Test your knowledge! Click on the questions below to reveal the correct answers.

1. Why is a recovery phase in LB broth necessary before plating on antibiotic agar?

✅ Answer: To allow expression of the resistance gene.

If you plate the bacteria immediately after heat shock, they will die. The recovery phase gives the cell time to transcribe and translate the antibiotic resistance gene (e.g., producing β-lactamase) so it can survive when placed on the antibiotic plate.

2. What are "Satellite Colonies" and why do they form?

✅ Answer: Tiny, non-transformed colonies growing around a true transformant.

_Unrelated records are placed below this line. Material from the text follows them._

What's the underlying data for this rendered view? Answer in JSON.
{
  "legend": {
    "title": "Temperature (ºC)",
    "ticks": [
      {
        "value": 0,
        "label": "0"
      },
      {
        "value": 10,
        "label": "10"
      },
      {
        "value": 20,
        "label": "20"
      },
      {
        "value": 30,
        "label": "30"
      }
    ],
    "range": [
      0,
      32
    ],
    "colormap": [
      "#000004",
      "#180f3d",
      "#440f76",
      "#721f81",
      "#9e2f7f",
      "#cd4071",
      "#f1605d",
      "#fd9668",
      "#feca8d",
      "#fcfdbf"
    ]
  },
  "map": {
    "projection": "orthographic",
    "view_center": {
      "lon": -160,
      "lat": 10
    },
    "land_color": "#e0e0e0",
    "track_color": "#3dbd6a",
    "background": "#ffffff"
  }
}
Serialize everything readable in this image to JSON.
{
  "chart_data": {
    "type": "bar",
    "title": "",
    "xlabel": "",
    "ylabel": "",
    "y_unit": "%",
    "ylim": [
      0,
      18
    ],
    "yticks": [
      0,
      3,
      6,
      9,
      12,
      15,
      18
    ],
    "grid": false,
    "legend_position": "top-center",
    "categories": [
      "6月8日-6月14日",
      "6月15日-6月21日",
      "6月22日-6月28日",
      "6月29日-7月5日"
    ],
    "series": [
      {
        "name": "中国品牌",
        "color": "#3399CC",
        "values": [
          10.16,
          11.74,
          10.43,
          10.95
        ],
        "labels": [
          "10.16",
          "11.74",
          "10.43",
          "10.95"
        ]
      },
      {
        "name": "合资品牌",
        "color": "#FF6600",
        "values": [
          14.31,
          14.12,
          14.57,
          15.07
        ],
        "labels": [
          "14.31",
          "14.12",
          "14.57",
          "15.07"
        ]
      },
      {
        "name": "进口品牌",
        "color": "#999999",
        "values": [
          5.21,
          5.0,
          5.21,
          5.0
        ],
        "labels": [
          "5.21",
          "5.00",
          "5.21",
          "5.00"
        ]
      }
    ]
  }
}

True transformed colonies secrete enzymes (like β-lactamase) into the surrounding agar, breaking down the ampicillin. As the antibiotic is destroyed locally, non-transformed cells surviving in the background can suddenly start growing, forming tiny satellite rings around the main colony.

3. Why are competent cells handled so gently (no vortexing)?

✅ Answer: Their cell walls are chemically weakened.

The calcium chloride treatment and extreme cold make the bacterial cell membrane very brittle and highly permeable. Vortexing or harsh pipetting will mechanically shear and rupture the cells, destroying your transformation efficiency.

4. What is the purpose of the negative control (-DNA) plate?

✅ Answer: To ensure the antibiotic is active and the cells aren't naturally resistant.

If colonies grow on the negative control plate, it means either your host bacteria already had resistance to the antibiotic, or the antibiotic in your agar plates has degraded and is no longer killing non-transformed cells.

5. What role does Calcium Chloride (CaCl₂) play in making cells competent?

✅ Answer: It neutralizes charge repulsion.

Both the bacterial cell membrane and the DNA backbone are negatively charged. The positive Calcium ions (Ca²⁺) act as a bridge, neutralizing this repulsion and allowing the DNA to stick closely to the cell surface before the heat shock.

6. Why is exact temperature (42°C) and timing (45-60 secs) so critical for the heat shock?

✅ Answer: It maximizes DNA uptake while minimizing cell death.

The 42°C temperature creates a thermal draft that pulls the DNA inside. If the temperature is too low or time too short, the pores won't open sufficiently. If the temperature is too high or the time is exceeded, the bacteria will die from thermal stress.